Kali yang penuh dengan batu - batu besar dan tumbuhan liar sangat susah dilalui. Lumut tebal yang menempel di pepohonan dan tebing - tebing kali membuat seramnya suasana kali. Setiap kali melewati gerumbul yang rimbun Gudel terpaksa menggunakan sabitnya untuk membersihkan tanaman liar untuk untuk memberi jalan. Belum lama mereka berjalan menyusur kali pandangan mereka tertumbuk tumpukan ranting - rating kayu yang mengonggok. Gudel, pak Blengur, Waru, Pokol, dan Tunggak berhenti berjalan. Mereka semua matanya tertuju pada onggokan ranting. Daun - daun ranting nampak sudah layu dan belum kering. Dipikiran mereka ranting - ranting itu dipotong dari pohon pasti belum lama. Yang menjadi pertanyaan mereka siapa orang yang datang kesini untuk memotong ranting. Kalau hanya mencari kayu bakar, tidak perlu orang menyusur kali sejauh ini. Semakin menuju hulu, kali ini memang tidak penah didatangi orang. Selain sulitnya berjalan, juga mau apa datang  jauh - jauh menempuh perjalanan sulit dan berbahaya. Setelah beberapa saat termangu, Gudel, Waru, Pokol, Tunggak dan pak Blengur bergegas mendekati onggokan ranting. Mereka mencurigai onggokkan ranting yang ditata menggunduk seperti menutupi sesuatu. Dengan sabitnya Gudel segera membongkar tumpukan ranting. Mereka terkejut dan sacara bersamaan mundur surut selangkah setelah melihat apa yang ditutupi ranting - ranting itu. Jasad yu Jumprit terlentang telanjang tanpa sehelai benangpun menutupi tubuhnya. Mereka mendekat lagi dan melihat lebih dekat. Gudel melihat ada luka sayat di payudara yu Jumpit dengan darah yang sudah mengering. Mukanya lebam. Dan ada bekas cekikan di leher yu Jumprit. Mata jasad yu Jumprit masih terbuka, nampak melotot. Rambut panjangnya tergerai tidak beraturan. Mereka segera berpendapat dan berkesimpulan yu Jumprit diperdaya orang. Siapa orangnya tega melakukan ini. Gudel tidak bisa berpikir jernih. Gudel meminta Waru untuk segera pulang ke dusun agar warga membantu membawa pulang jasad yu Jumprit. 

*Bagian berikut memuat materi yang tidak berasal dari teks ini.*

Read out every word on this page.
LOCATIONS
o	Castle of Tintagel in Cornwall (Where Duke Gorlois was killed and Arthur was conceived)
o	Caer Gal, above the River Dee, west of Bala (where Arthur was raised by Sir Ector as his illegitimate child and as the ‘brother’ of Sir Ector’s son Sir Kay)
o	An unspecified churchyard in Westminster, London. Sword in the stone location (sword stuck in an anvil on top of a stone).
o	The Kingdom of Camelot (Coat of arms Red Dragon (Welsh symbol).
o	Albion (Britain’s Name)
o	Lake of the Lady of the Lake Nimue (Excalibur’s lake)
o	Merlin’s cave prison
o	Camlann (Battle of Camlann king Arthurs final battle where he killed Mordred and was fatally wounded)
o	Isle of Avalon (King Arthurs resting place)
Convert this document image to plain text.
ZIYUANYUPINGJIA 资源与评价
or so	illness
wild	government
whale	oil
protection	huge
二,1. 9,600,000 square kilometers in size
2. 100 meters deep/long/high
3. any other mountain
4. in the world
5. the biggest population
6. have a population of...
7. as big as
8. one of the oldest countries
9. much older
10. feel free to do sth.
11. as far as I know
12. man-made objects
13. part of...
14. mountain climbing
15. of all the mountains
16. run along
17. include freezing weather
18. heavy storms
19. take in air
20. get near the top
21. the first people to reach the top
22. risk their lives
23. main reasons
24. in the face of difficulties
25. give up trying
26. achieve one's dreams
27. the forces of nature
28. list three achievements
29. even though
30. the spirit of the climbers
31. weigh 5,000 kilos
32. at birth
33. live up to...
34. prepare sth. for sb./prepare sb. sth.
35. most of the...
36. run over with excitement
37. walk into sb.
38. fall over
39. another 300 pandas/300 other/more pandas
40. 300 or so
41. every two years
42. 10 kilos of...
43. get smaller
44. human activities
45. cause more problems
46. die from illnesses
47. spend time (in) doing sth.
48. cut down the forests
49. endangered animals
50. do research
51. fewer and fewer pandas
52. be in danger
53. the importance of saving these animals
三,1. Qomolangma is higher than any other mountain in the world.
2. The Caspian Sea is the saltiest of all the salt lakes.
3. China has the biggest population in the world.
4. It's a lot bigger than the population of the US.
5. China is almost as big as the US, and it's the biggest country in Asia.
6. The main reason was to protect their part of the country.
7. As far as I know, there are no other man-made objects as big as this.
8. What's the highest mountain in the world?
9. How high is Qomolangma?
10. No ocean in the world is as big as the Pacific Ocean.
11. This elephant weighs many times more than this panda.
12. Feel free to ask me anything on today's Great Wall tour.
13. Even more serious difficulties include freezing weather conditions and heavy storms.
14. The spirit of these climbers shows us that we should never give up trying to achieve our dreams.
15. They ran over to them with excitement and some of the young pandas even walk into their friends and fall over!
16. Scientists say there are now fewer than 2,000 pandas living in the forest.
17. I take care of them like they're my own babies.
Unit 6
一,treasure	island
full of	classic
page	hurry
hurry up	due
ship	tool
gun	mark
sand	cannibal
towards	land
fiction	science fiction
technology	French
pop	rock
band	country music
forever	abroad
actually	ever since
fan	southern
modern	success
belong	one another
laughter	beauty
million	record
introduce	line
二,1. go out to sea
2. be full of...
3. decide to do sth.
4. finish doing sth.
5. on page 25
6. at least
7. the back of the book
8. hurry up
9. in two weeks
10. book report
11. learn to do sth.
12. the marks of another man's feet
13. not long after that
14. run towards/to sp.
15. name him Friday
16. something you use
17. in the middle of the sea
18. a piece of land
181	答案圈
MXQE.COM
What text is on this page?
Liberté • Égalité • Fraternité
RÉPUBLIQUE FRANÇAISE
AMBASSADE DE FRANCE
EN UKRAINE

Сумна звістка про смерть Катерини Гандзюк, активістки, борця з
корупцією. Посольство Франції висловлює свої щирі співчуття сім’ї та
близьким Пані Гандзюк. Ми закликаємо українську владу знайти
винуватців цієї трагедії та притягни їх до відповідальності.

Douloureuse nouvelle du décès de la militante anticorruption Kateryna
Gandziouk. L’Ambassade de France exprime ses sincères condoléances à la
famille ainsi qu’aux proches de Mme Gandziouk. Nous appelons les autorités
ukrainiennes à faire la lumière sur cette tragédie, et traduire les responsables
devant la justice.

Tidak sepotongpun kain yu Jumprit ditemukan di sekitar. Gudel, Pokol dan Tunggak menyisir sekitar. Tetap tidak ditemukan kain yang semula dikenakan yu Jumprit. Juga tidak ditemukan benda lain yang mungkin ditinggalkan oleh orang yang memperdaya yu Jumprit. Mereka berkesimpulan, orang yang memperdaya yu Jumprit ini pasti membawa pergi kain yu Jumprit. Lalu untuk apa kain itu dibawa.  
Dusun geger. Semua warga, terutama yang laki - laki dan para perjaka bergegas bahkan pada berlarian menuju kali. Waru dan para pemuda mempersiapkan pikulan dari bambu untuk membawa pulang jasad yu Jumprit. Para perempuan segera bergegas menuju rumah pak Pedut untuk mempersiapkan segala sesuatu yang berhubungan dengan perawatan jenasah. Tidak sedikit pula para perempuan yang segera sibuk mengepulkan asap dapur yang pasti akan sangat dibutuhkan untuk menyambut orang - orang yang datang melayat. Rumah pak Pedut yang belum lama kebanjiran orang karena meninggalnya Nyi Ramang, kini pasti akan lagi kebanjiran orang melayat yu Jumprit yang meninggal mendadak karena diperdaya orang. 
Juragan Rase datang bersama para pembantunya dengan menuntun dua ekor sapi untuk disembilih. Juragan Gogor datang memberikan uang kepada keluarga pak Pedut. Orang - orang terpandang di dusun tidak ketinggalan sibuk membawa barang berupa beras, jagung, kelapa, sayur - mayur dan lain sebagianya. 
Kabar cepat sekali tersiar ke mana - mana. Pak Lurah bersama bu Lurah telah datang sebelum jasad yu Jumprit tiba di rumah pak Pedut. Orang banyak berkumpul di halaman rumah pak Pedut menunggu jasad yu Jumprit tiba. 
Warga hanya bisa saling bertanya tanpa bisa memberi jawaban pasti. Siapa tega membunuh yu Jumprit. Mengapa yu Jumprit di bunuh di kali. Mengapa yu Jumprit di bunuh. Benarkah yu Jumprit dibunuh orang lantaran jimat. Orang yang telah tega memperdaya yu Jumpit adalah orang yang sangat kejam. Belum pernah ada sebelumnya peristiwa yang sangat mengejutkan seperti ini  terjadi. Warga hidup dengan sangat rukun. Tidak pernah ada perselisihan antar warga yang menajam. Warga saling hormat, saling mengasihi, saling menghargai bahkan saling membantu. Warga tidak pernah ada cekcok mulut. Mengapa tiba - tiba ini terjadi menimpa yu Jumprit. 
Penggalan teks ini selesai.